The survey is completely anonymous and allows students, parents, alumni, Wayne residents, school employees (or “other”) to share their thoughts then rate the thoughts that others have shared on a scale of one to five, with one meaning you strongly disagree with the thought and five meaning you strongly agree.

This is the basic question of the survey: “What are the most important priorities we should consider as we work towards our goal of having a more diverse, inclusive, and culturally competent school system?”

According to the survey, there are currently over 999 thoughts to rate based on this question. The answers show a diversity of thought in the participants.

Here are some examples from the survey:

  • Prioritize educating students about conscious and unconscious biases and prejudices as well as racial, gender, and socioeconomic privilege. This will lead to wider perspectives, better understanding of social and economic classes and promote active, socially aware, and empathetic citizens.
  • It is up to the families to teach the children about sexual preference and accepting all different cultures. Schools need to TEACH, and the kids need to go to school and toughen up. ALL races get bullied and ALL races matter.
  • Changing the mascots of the high schools. We currently have “the oppressor vs. the oppressed” and it’s disrespectful to the Native American community to use their likeness as a mascot
  • The Indian mascot is not racist. Are the Spartans, Trojans, Flying Dutchmen, Fighting Irish, Yankees, Canucks, Brooklyn Italians, etc Sheer stupidity? Why don’t we TEACH about Natives....both their good and bad, rather than erasing them?
  • We do read some diverse authors like Angelou, Hughes and others but more often we many pieces from the same white authors like Steinbeck and Miller. Replace those with even more diverse authors. Maybe replace Death of a Salesman with Fences, or The Pearl with The Warmth of Other Suns.
  • Look at the US history curriculum and see what the content is; does it include the voices of the underrepresented? The decision makers who endorse this curriculum should be diverse themselves and representative of the different people of America.
  • I consider the level of diversity and inclusiveness already acceptable and very appropriate within the school system. It is important for schools to educate students academically and allow parents to guide their own children on social, spiritual and moral issues.
  • Teaching about race and the history of racism is important.  It's not bad to discuss race or encouraging conflict.
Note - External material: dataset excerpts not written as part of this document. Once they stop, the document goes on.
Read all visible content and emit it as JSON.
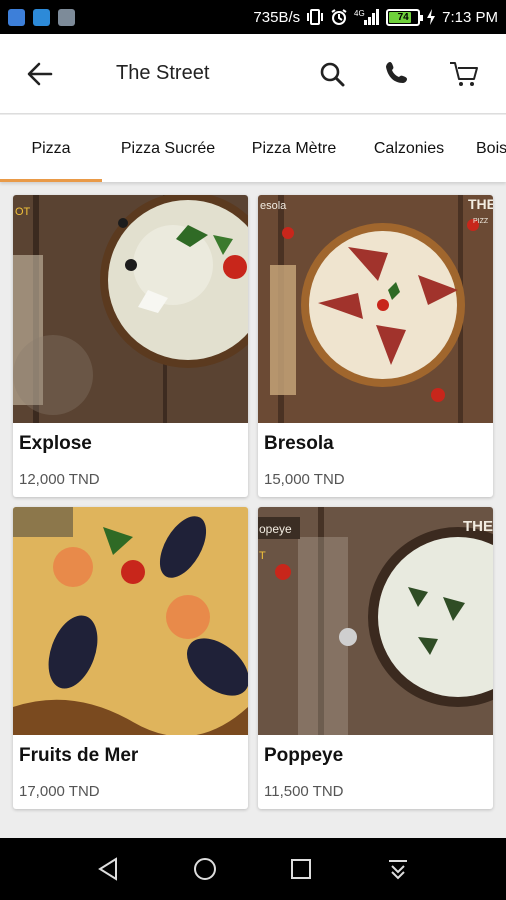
{
  "status_bar": {
    "speed": "735B/s",
    "battery_level": "74",
    "time": "7:13 PM",
    "icons": [
      "notification-app-icon",
      "usb-icon",
      "image-icon",
      "vibrate-icon",
      "alarm-icon",
      "signal-icon",
      "battery-icon",
      "charging-icon"
    ]
  },
  "header": {
    "title": "The Street",
    "icons": {
      "back": "arrow-left",
      "search": "magnifier",
      "call": "phone",
      "cart": "shopping-cart"
    }
  },
  "tabs": [
    {
      "label": "Pizza",
      "active": true
    },
    {
      "label": "Pizza Sucrée",
      "active": false
    },
    {
      "label": "Pizza Mètre",
      "active": false
    },
    {
      "label": "Calzonies",
      "active": false
    },
    {
      "label": "Bois",
      "active": false
    }
  ],
  "products": [
    {
      "name": "Explose",
      "price": "12,000 TND",
      "photo": "white pizza with greens and tomatoes"
    },
    {
      "name": "Bresola",
      "price": "15,000 TND",
      "photo": "pizza with bresaola slices"
    },
    {
      "name": "Fruits de Mer",
      "price": "17,000 TND",
      "photo": "seafood pizza with mussels and shrimp"
    },
    {
      "name": "Poppeye",
      "price": "11,500 TND",
      "photo": "spinach white pizza"
    }
  ],
  "photo_overlays": {
    "c0_tag": "OT",
    "c1_tag": "esola",
    "c1_brand": "THE",
    "c1_brand_sub": "PIZZ",
    "c3_tag": "opeye",
    "c3_brand": "THE",
    "c3_corner": "T"
  },
  "colors": {
    "accent": "#e99a48",
    "status_bar": "#000000",
    "app_bar": "#ffffff",
    "background": "#ededed",
    "battery_fill": "#6fd13b"
  },
  "nav_bar": {
    "icons": [
      "back-triangle-icon",
      "home-circle-icon",
      "recents-square-icon",
      "notification-shade-icon"
    ]
  }
}
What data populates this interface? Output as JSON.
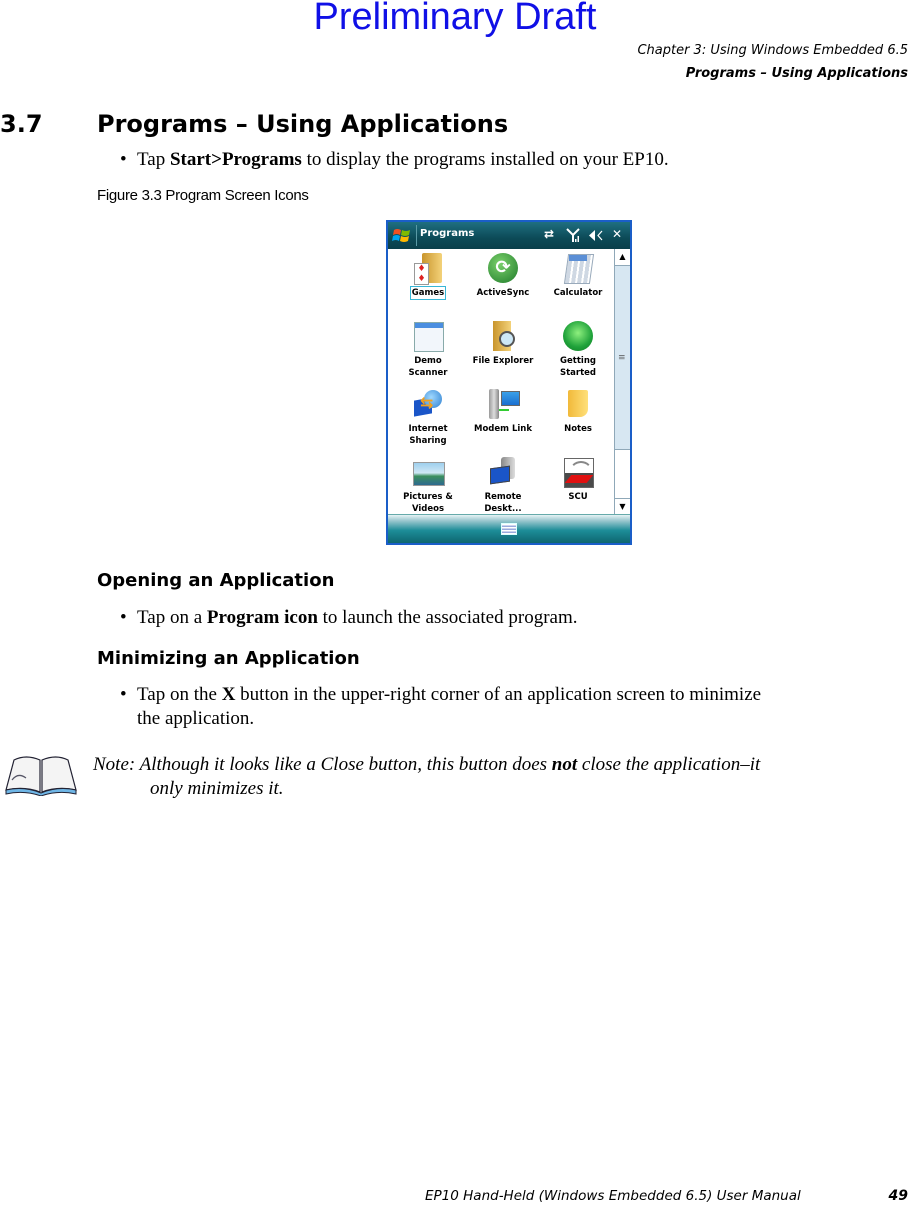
{
  "watermark": "Preliminary Draft",
  "header": {
    "chapter": "Chapter 3:  Using Windows Embedded 6.5",
    "section": "Programs – Using Applications"
  },
  "section": {
    "number": "3.7",
    "title": "Programs – Using Applications"
  },
  "intro_bullet": {
    "pre": "Tap ",
    "bold1": "Start",
    "sep": ">",
    "bold2": "Programs",
    "post": " to display the programs installed on your EP10."
  },
  "figure_caption": "Figure 3.3  Program Screen Icons",
  "device": {
    "window_title": "Programs",
    "status_icons": [
      "sync-icon",
      "signal-icon",
      "volume-icon",
      "close-icon"
    ],
    "close_glyph": "✕",
    "apps": [
      {
        "label": "Games",
        "icon": "games-folder-icon",
        "selected": true
      },
      {
        "label": "ActiveSync",
        "icon": "activesync-icon"
      },
      {
        "label": "Calculator",
        "icon": "calculator-icon"
      },
      {
        "label": "Demo\nScanner",
        "l1": "Demo",
        "l2": "Scanner",
        "icon": "demo-scanner-icon"
      },
      {
        "label": "File Explorer",
        "icon": "file-explorer-icon"
      },
      {
        "label": "Getting\nStarted",
        "l1": "Getting",
        "l2": "Started",
        "icon": "getting-started-icon"
      },
      {
        "label": "Internet\nSharing",
        "l1": "Internet",
        "l2": "Sharing",
        "icon": "internet-sharing-icon"
      },
      {
        "label": "Modem Link",
        "icon": "modem-link-icon"
      },
      {
        "label": "Notes",
        "icon": "notes-icon"
      },
      {
        "label": "Pictures &\nVideos",
        "l1": "Pictures &",
        "l2": "Videos",
        "icon": "pictures-videos-icon"
      },
      {
        "label": "Remote\nDeskt...",
        "l1": "Remote",
        "l2": "Deskt...",
        "icon": "remote-desktop-icon"
      },
      {
        "label": "SCU",
        "icon": "scu-icon"
      }
    ]
  },
  "opening": {
    "heading": "Opening an Application",
    "pre": "Tap on a ",
    "bold": "Program icon",
    "post": " to launch the associated program."
  },
  "minimizing": {
    "heading": "Minimizing an Application",
    "pre": "Tap on the ",
    "bold": "X",
    "post": " button in the upper-right corner of an application screen to minimize",
    "line2": "the application."
  },
  "note": {
    "pre": "Note: Although it looks like a Close button, this button does ",
    "bold": "not",
    "post": " close the application–it",
    "line2": "only minimizes it."
  },
  "footer": {
    "manual": "EP10 Hand-Held (Windows Embedded 6.5) User Manual",
    "page": "49"
  }
}
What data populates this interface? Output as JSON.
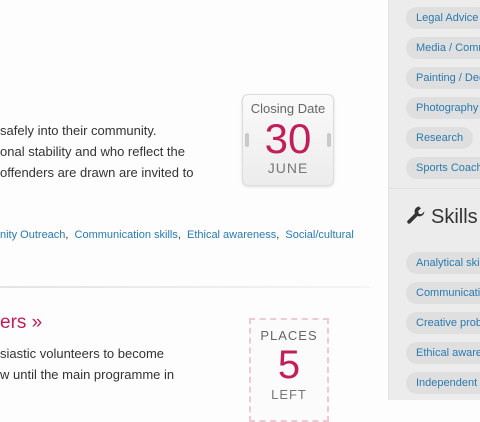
{
  "main": {
    "description_lines": [
      "safely into their community.",
      "onal stability and who reflect the",
      "offenders are drawn are invited to"
    ],
    "skills_tags": [
      "nity Outreach",
      "Communication skills",
      "Ethical awareness",
      "Social/cultural"
    ],
    "second_heading": "ers »",
    "second_description_lines": [
      "siastic volunteers to become",
      "w until the main programme in"
    ],
    "closing_date": {
      "label": "Closing Date",
      "day": "30",
      "month": "JUNE"
    },
    "places": {
      "label": "PLACES",
      "count": "5",
      "suffix": "LEFT"
    }
  },
  "sidebar": {
    "interests": [
      "Legal Advice",
      "Media / Comm",
      "Painting / Dec",
      "Photography",
      "Research",
      "Sports Coach"
    ],
    "skills_heading": "Skills",
    "skills": [
      "Analytical ski",
      "Communicatio",
      "Creative prob",
      "Ethical aware",
      "Independent w"
    ]
  },
  "colors": {
    "accent": "#c21f5a",
    "link": "#2a7ab0"
  },
  "icons": {
    "skills": "wrench-icon"
  }
}
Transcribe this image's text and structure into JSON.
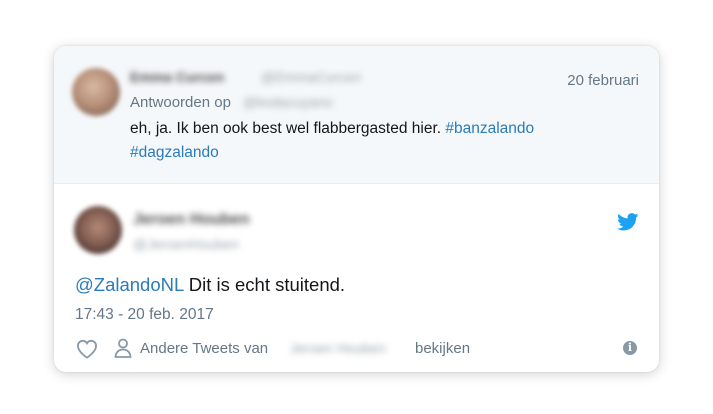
{
  "parent_tweet": {
    "author_name": "Emma Curcen",
    "author_handle": "@EmmaCurcen",
    "date": "20 februari",
    "reply_prefix": "Antwoorden op",
    "reply_handle": "@kodacuyano",
    "text_main": "eh, ja. Ik ben ook best wel flabbergasted hier. ",
    "hashtag1": "#banzalando",
    "hashtag2": "#dagzalando"
  },
  "main_tweet": {
    "author_name": "Jeroen Houben",
    "author_handle": "@JeroenHouben",
    "mention": "@ZalandoNL",
    "text": " Dit is echt stuitend.",
    "timestamp": "17:43 - 20 feb. 2017"
  },
  "actions": {
    "more_prefix": "Andere Tweets van",
    "more_name": "Jeroen Houben",
    "more_suffix": "bekijken",
    "info_glyph": "i"
  },
  "colors": {
    "link": "#2b7bb9",
    "twitter_blue": "#1da1f2",
    "muted": "#657786",
    "parent_bg": "#f5f8fa"
  },
  "icons": [
    "twitter-bird-icon",
    "heart-icon",
    "person-icon",
    "info-icon"
  ]
}
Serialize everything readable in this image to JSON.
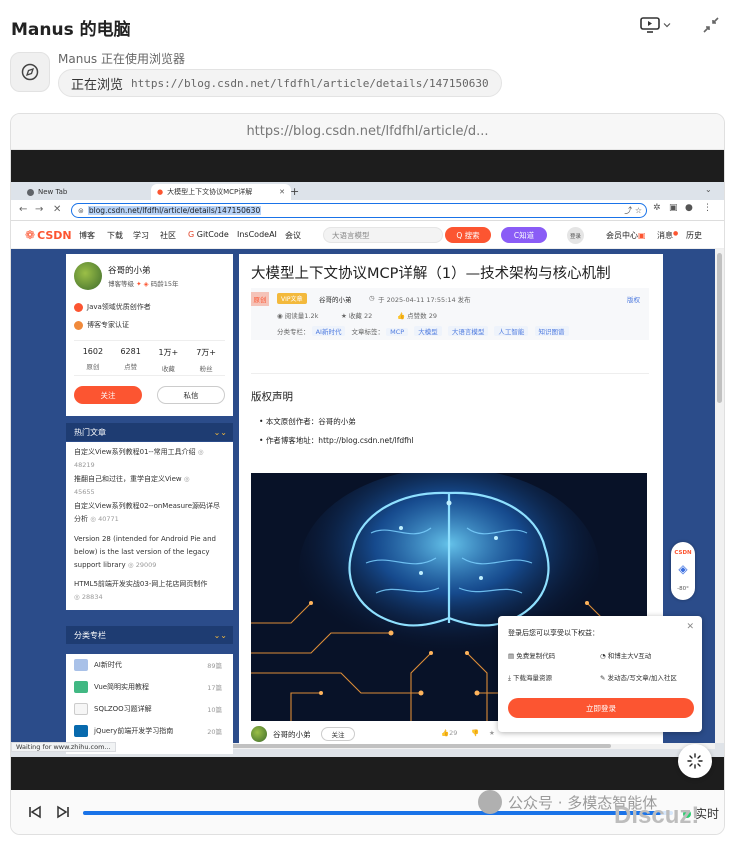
{
  "header": {
    "title": "Manus 的电脑"
  },
  "agent": {
    "status": "Manus 正在使用浏览器",
    "action_label": "正在浏览",
    "action_url": "https://blog.csdn.net/lfdfhl/article/details/147150630"
  },
  "viewer": {
    "url_display": "https://blog.csdn.net/lfdfhl/article/d..."
  },
  "browser": {
    "tabs": [
      {
        "label": "New Tab"
      },
      {
        "label": "大模型上下文协议MCP详解"
      }
    ],
    "address": "blog.csdn.net/lfdfhl/article/details/147150630",
    "status_tip": "Waiting for www.zhihu.com..."
  },
  "csdn": {
    "logo": "CSDN",
    "nav": [
      "博客",
      "下载",
      "学习",
      "社区",
      "GitCode",
      "InsCodeAI",
      "会议"
    ],
    "search_placeholder": "大语言模型",
    "search_btn": "Q 搜索",
    "cknow_btn": "C知道",
    "login": "登录",
    "right_nav": [
      "会员中心",
      "消息",
      "历史"
    ]
  },
  "profile": {
    "name": "谷哥的小弟",
    "level": "博客等级",
    "age": "码龄15年",
    "badges": [
      "Java领域优质创作者",
      "博客专家认证"
    ],
    "stats": [
      {
        "value": "1602",
        "label": "原创"
      },
      {
        "value": "6281",
        "label": "点赞"
      },
      {
        "value": "1万+",
        "label": "收藏"
      },
      {
        "value": "7万+",
        "label": "粉丝"
      }
    ],
    "follow": "关注",
    "message": "私信"
  },
  "hot": {
    "title": "热门文章",
    "items": [
      {
        "title": "自定义View系列教程01--常用工具介绍",
        "views": "48219"
      },
      {
        "title": "推翻自己和过往，重学自定义View",
        "views": "45655"
      },
      {
        "title": "自定义View系列教程02--onMeasure源码详尽分析",
        "views": "40771"
      },
      {
        "title": "Version 28 (intended for Android Pie and below) is the last version of the legacy support library",
        "views": "29009"
      },
      {
        "title": "HTML5前端开发实战03-网上花店网页制作",
        "views": "28834"
      }
    ]
  },
  "columns": {
    "title": "分类专栏",
    "items": [
      {
        "name": "AI新时代",
        "count": "89篇"
      },
      {
        "name": "Vue简明实用教程",
        "count": "17篇"
      },
      {
        "name": "SQLZOO习题详解",
        "count": "10篇"
      },
      {
        "name": "jQuery前端开发学习指南",
        "count": "20篇"
      }
    ]
  },
  "article": {
    "title": "大模型上下文协议MCP详解（1）—技术架构与核心机制",
    "orig_tag": "原创",
    "vip_tag": "VIP文章",
    "author": "谷哥的小弟",
    "date": "于 2025-04-11 17:55:14 发布",
    "collect": "版权",
    "reads": "阅读量1.2k",
    "favs": "收藏 22",
    "likes": "点赞数 29",
    "cat_label": "分类专栏：",
    "category": "AI新时代",
    "tag_label": "文章标签：",
    "tags": [
      "MCP",
      "大模型",
      "大语言模型",
      "人工智能",
      "知识图谱"
    ],
    "copyright_h": "版权声明",
    "copyright_items": [
      "本文原创作者：谷哥的小弟",
      "作者博客地址：http://blog.csdn.net/lfdfhl"
    ],
    "foot_author": "谷哥的小弟",
    "foot_follow": "关注",
    "foot_likes": "29"
  },
  "login_popup": {
    "headline": "登录后您可以享受以下权益：",
    "perks": [
      "免费复制代码",
      "和博主大V互动",
      "下载海量资源",
      "发动态/写文章/加入社区"
    ],
    "cta": "立即登录"
  },
  "float_widget": {
    "logo": "CSDN",
    "score": "-80°"
  },
  "playback": {
    "progress": 0.98,
    "live_label": "实时"
  },
  "watermark": {
    "text": "公众号 · 多模态智能体",
    "logo": "Discuz!"
  },
  "colors": {
    "csdn_orange": "#fc5531",
    "page_blue": "#2b4c8a",
    "progress_blue": "#1a73e8",
    "live_green": "#2ecc71"
  }
}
It's teaching kids (esp white kids who are sheltered) to understand the reality around them
  • Putting people into boxes or groups WORSENS the problem. Teach AMERICAN history and just include everyone. No need to have Italian, Greek, Black, Albanian, Left-Handed, Gay Moroccan, Straight Tunisian, etc. History. Just HISTORY.
  • Bring in other non-white voices to educate and share stories from another perspective. For students to learn from someone who has lived experiences different than them - students to see examples of nonwhite successes to change bias.
  • Majority white teachers, authors being taught, history being taught is not “equal”. It’s been the unchallenged standard. Some of these thoughts show just how much work needs to be done.